The main point of the Tory Party had become the prevention of this alleged Marxist Communist hard-left-wing Socialist destroyer coming to power and ruining the economy. But to invite him in to talk about the centre piece of Tory Government policy, their Brexit deal, and to engage members of Mr Corbyn's shadow cabinet in detailed talks with their Government opposite numbers, hardly fitted that scenario.

Either Mr Corbyn is a monster or he isn't, and this conciliatory rapprochement strongly implied the latter. He was now reimagined as a serious politician with serious views that had to be taken seriously. To make things worse, of course, the two most significant differences between official Tory and Labour approaches to Brexit were Labour's advocacy of customs union membership and of close alignment with the EU single market. It is hard for Tories to paint those as part of some extremist Marxist plot to destroy the economy when both were supported by - indeed some say actually invented by - Margaret Thatcher.
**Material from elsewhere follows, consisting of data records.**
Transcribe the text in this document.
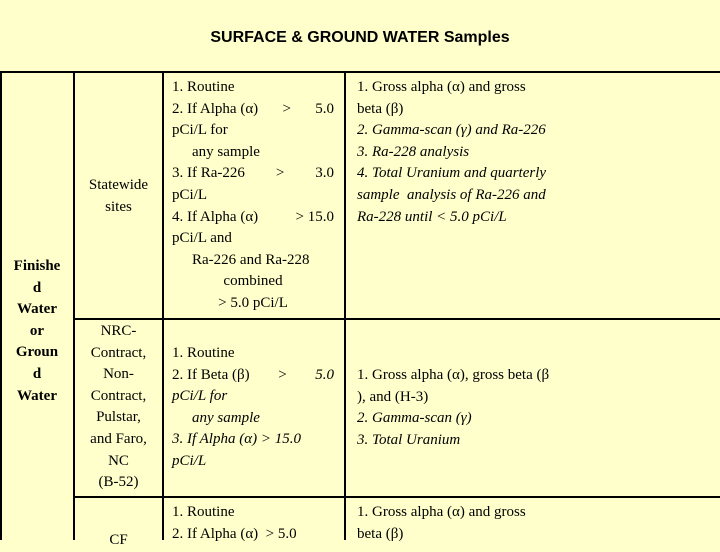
SURFACE & GROUND WATER Samples
Finishe
d
Water
or
Groun
d
Water
Statewide
sites
1. Routine
2. If Alpha (α) > 5.0
pCi/L for
any sample
3. If Ra-226 > 3.0
pCi/L
4. If Alpha (α) > 15.0
pCi/L and
Ra-226 and Ra-228
combined
> 5.0 pCi/L
1. Gross alpha (α) and gross
beta (β)
2. Gamma-scan (γ) and Ra-226
3. Ra-228 analysis
4. Total Uranium and quarterly
sample  analysis of Ra-226 and
Ra-228 until < 5.0 pCi/L
NRC-
Contract,
Non-
Contract,
Pulstar,
and Faro,
NC
(B-52)
1. Routine
2. If Beta (β) > 5.0
pCi/L for
any sample
3. If Alpha (α) > 15.0
pCi/L
1. Gross alpha (α), gross beta (β
), and (H-3)
2. Gamma-scan (γ)
3. Total Uranium
CF
1. Routine
2. If Alpha (α)  > 5.0
1. Gross alpha (α) and gross
beta (β)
The Daily Telegraph, which has become the flagship of the anti-May/pro-hard Brexit Tory Party, has excited itself with the prospect of a grass-roots rebellion against Mrs May. This would lead to a no-confidence vote by Members of the Parliamentary party - despite the fact that the Party's rules do not allow that to happen until next December - and the coronation of Boris Johnson as a new party leader, after a rule change. He would of course be obliged, if possible, to undo whatever agreement had been reached by Mrs May with Jeremy Corbyn. He would equally be obliged to repudiate the pre-Corbyn deal she has already done with the EU. He favours the United Kingdom leaving the EU without any sort of deal.

Tory MPs know this, which is why most of them will not vote for him and if he were nevertheless elected, some would resign from the party altogether. Labour knows this too, which is why it will insist that any deal it does with Mrs May's Government must be incapable of being unscrambled by her successor. That suggests legislation, and some are thinking even that would not be enough, as Parliament can always reverse anything it does. A treaty binding in international law might be necessary. That sounds very unlikely. The better option, perhaps the only one available,  would be a second referendum, to confirm whatever terms the May-Corbyn negotiations have come up with. A future Tory leader would not dare ignore something recently endorsed by the electorate, for the sake of something else endorsed by the electorate three years ago.

That is where things are headed, accelerated by the Johnson/Farage upsurge on the right. And inevitably, any such confirmatory referendum would have to include "Remain in the EU" on the ballot paper as an alternative option. And, according to the latest polling, it would probably win. A win-win in fact. The Tories get Boris Johnson, and Britain gets to stay in the EU.